In the mid 1720s he drafted a set of books to prove his case, which, had they been published, would have been astonishingly radical for their time. They preached, boldly, a pagan religion embodied in the old monuments which was actually valid, and reflected cosmic truths. He could not, however, persuade his aristocratic friends to sponsor them, and seemed to find nobody else willing to take his Druidic faith seriously. As a result he ended up stranded in the late 1720s, sulking in a lonely part in Lincolnshire with a failing medical practice.

Stukeley, once made a vicar, later changed his ideas to the more fashionable belief that the Druids were actually emissaries sent by Abraham to bring the Patriarchal Religion to Britain. This idea--not originally Stukeley's, but certainly made popular by him--became the dominant opinion for many years; if not that the Druid religion was ultimately rooted in the Bible, than that the Druids were part of the supposed ur-religion.1

As Hutton points out elsewhere, though Stukeley was the self-styled "Chyndonax, Druid of Mount Haemus"2, he was unable to start any group of neo-Druids (or really, what would have been mesodruidism|mesodruids), despite the later invented history of Ross Nichols, which makes him the head of a Druidic Order from which the Order of Bards, Ovates and Druids are supposedly descended. Hutton, a member of the OBOD, proves that no such order existed.

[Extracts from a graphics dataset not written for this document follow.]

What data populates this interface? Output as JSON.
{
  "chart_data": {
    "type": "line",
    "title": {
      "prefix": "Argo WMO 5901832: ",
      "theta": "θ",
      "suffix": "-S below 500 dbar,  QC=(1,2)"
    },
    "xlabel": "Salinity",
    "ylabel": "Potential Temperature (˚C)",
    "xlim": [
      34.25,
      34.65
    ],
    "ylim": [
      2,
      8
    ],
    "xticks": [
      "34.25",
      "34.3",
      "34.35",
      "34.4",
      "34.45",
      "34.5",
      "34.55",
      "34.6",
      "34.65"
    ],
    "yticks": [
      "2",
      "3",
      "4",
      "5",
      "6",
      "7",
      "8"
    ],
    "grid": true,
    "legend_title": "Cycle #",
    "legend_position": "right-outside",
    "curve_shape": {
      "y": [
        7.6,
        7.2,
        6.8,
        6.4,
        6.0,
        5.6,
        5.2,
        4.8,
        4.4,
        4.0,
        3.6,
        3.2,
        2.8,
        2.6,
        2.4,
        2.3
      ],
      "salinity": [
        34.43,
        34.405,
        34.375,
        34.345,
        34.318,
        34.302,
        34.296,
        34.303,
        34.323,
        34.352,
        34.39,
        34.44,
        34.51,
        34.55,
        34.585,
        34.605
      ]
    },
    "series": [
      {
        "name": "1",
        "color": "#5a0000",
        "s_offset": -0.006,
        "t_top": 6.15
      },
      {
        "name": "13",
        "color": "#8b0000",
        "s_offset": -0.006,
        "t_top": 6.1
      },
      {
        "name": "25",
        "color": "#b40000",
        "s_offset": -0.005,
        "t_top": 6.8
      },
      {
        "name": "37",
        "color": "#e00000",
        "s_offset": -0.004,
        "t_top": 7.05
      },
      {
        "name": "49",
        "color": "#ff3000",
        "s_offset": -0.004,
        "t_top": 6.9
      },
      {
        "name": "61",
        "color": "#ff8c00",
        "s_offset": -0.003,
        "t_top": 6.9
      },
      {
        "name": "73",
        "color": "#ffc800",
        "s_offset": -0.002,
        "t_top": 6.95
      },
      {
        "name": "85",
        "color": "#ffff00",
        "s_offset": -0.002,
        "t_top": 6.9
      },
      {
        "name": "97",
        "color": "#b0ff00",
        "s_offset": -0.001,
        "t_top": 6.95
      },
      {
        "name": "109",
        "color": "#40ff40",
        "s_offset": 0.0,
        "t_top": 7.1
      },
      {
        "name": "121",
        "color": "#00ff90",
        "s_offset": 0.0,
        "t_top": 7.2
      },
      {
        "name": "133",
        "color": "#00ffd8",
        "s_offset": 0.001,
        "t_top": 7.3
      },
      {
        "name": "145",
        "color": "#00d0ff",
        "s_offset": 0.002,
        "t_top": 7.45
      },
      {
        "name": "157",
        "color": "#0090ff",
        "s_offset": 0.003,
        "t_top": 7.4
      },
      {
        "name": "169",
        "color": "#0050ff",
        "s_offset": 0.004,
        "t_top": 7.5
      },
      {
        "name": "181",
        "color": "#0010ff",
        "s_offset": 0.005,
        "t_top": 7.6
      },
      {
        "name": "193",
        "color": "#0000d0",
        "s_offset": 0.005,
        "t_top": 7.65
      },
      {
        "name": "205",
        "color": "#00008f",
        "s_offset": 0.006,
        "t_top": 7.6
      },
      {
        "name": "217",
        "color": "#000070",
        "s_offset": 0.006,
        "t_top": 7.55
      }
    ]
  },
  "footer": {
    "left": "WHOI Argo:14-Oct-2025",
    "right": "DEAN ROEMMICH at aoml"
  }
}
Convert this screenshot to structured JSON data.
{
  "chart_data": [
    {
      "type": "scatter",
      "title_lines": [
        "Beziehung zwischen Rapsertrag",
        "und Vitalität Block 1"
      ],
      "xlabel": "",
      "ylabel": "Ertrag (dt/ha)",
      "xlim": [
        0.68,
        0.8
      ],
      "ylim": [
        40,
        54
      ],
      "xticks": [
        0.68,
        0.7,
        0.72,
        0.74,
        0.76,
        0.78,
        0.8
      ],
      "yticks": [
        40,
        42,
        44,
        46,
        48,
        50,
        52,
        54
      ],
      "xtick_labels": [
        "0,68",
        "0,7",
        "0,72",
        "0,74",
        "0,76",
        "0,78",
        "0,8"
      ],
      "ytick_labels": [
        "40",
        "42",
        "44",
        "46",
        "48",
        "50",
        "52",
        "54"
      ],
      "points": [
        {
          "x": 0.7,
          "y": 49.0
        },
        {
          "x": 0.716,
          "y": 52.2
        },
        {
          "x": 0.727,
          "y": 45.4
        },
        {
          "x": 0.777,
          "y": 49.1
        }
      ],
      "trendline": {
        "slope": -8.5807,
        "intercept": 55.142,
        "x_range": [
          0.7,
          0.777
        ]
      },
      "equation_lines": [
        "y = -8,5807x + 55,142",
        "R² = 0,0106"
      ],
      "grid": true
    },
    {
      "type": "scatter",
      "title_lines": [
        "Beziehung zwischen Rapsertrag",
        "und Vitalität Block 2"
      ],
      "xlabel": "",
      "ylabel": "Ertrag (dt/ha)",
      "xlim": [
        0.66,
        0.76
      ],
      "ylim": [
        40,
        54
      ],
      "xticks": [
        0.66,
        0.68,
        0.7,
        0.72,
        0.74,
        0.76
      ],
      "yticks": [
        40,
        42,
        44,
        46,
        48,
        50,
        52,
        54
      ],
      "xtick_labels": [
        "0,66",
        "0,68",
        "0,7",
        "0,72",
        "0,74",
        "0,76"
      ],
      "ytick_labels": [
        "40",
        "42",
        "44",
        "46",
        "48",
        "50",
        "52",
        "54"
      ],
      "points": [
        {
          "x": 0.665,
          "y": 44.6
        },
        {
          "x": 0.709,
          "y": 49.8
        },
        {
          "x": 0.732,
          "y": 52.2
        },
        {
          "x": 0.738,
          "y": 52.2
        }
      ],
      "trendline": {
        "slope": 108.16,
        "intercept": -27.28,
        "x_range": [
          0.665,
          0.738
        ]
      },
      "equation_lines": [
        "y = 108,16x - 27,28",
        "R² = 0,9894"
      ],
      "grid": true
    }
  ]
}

SOURCES: Several inconsequential (encyclopedias), but the most important is
Hutton, Ronald. "The Origins Of Modern Druidry". The Order Of Bards Ovates & Druids Mount Haemus Lecture For The Year 2000. URL: "http://druidry.org/pdfs/first_mt_haemus_lecture.pdf">http://druidry.org/pdfs/first_mt_haemus_lecture.pdf


NOTES:
1. There is a sort of irony in this. While the antiquarians and mystics had long sought to make Druidry into a pathway to the great "original religion", others (such as myself) have been using it in the field of comparative mythology to determine the "original religion" of the Proto-Indo-Europeans. True, this may turn out to be as much a boondoggle as Stukeley's quest, but it's the current academic theory.

2. As for that title, Chydonax was apparently the name attatched to a tomb found at Mount Dijon, France in 1598. Whether this Chydonax was actually a druid is debatable.